Understanding deformation band formation across a range of length scales in the Paradox Basin, Utah

Abstract

In evaporite basins, salt flow can drive complex deformation of high porosity sedimentary units adjacent to salt and this has been demonstrated by recent numerical modeling studies, however field evidence of this deformation has remained elusive. Detailed analysis of high-porosity wall and cover rocks adjacent to a large salt-cored anticline in Salt Valley, UT yields three observable deformation band gradients. A long-wavelength gradient of steeply dipping normal/shear bands is recognized along structural transects up to 5 km away from the Salt Valley anticline axis.

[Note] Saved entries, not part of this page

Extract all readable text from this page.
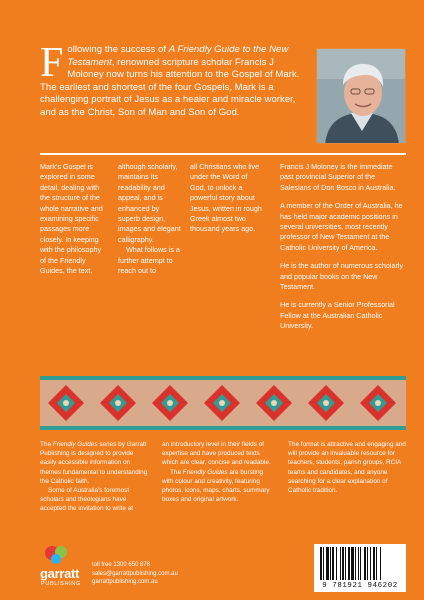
Following the success of A Friendly Guide to the New Testament, renowned scripture scholar Francis J Moloney now turns his attention to the Gospel of Mark. The earliest and shortest of the four Gospels, Mark is a challenging portrait of Jesus as a healer and miracle worker, and as the Christ, Son of Man and Son of God.

Mark's Gospel is explored in some detail, dealing with the structure of the whole narrative and examining specific passages more closely. In keeping with the philosophy of the Friendly Guides, the text,

although scholarly, maintains its readability and appeal, and is enhanced by superb design, images and elegant calligraphy.

What follows is a further attempt to reach out to

all Christians who live under the Word of God, to unlock a powerful story about Jesus, written in rough Greek almost two thousand years ago.

Francis J Moloney is the immediate past provincial Superior of the Salesians of Don Bosco in Australia.

A member of the Order of Australia, he has held major academic positions in several universities, most recently professor of New Testament at the Catholic University of America.

He is the author of numerous scholarly and popular books on the New Testament.

He is currently a Senior Professorial Fellow at the Australian Catholic University.

The Friendly Guides series by Garratt Publishing is designed to provide easily accessible information on themes fundamental to understanding the Catholic faith.

Some of Australia's foremost scholars and theologians have accepted the invitation to write at

an introductory level in their fields of expertise and have produced texts which are clear, concise and readable.

The Friendly Guides are bursting with colour and creativity, featuring photos, icons, maps, charts, summary boxes and original artwork.

The format is attractive and engaging and will provide an invaluable resource for teachers, students, parish groups, RCIA teams and candidates, and anyone searching for a clear explanation of Catholic tradition.

garratt
PUBLISHING
toll free 1300 650 878
sales@garrattpublishing.com.au
garrattpublishing.com.au	9 781921 946202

A shorter-wavelength (5–60 m) deformation band gradient shows band density increasing toward similarly-oriented brittle normal faults. A third gradient of intense compactional deformation banding is recognized adjacent to the salt diapir. Importantly, cement phases are undamaged in these bands, indicating that they likely experienced plastic critical-state deformation prior to cementation. The steeply-dipping deformation bands and normal faults are interpreted to be broadly contemporaneous and result from outer arc extension of the Salt Valley anticline; the dense compactional band network adjacent to salt likely accommodated compression during diapiric rise contemporaneous with folding. This integration of field and petrologic studies with forward modeling makes a critical step toward developing predictive models for deformation band formation in hydrocarbon systems.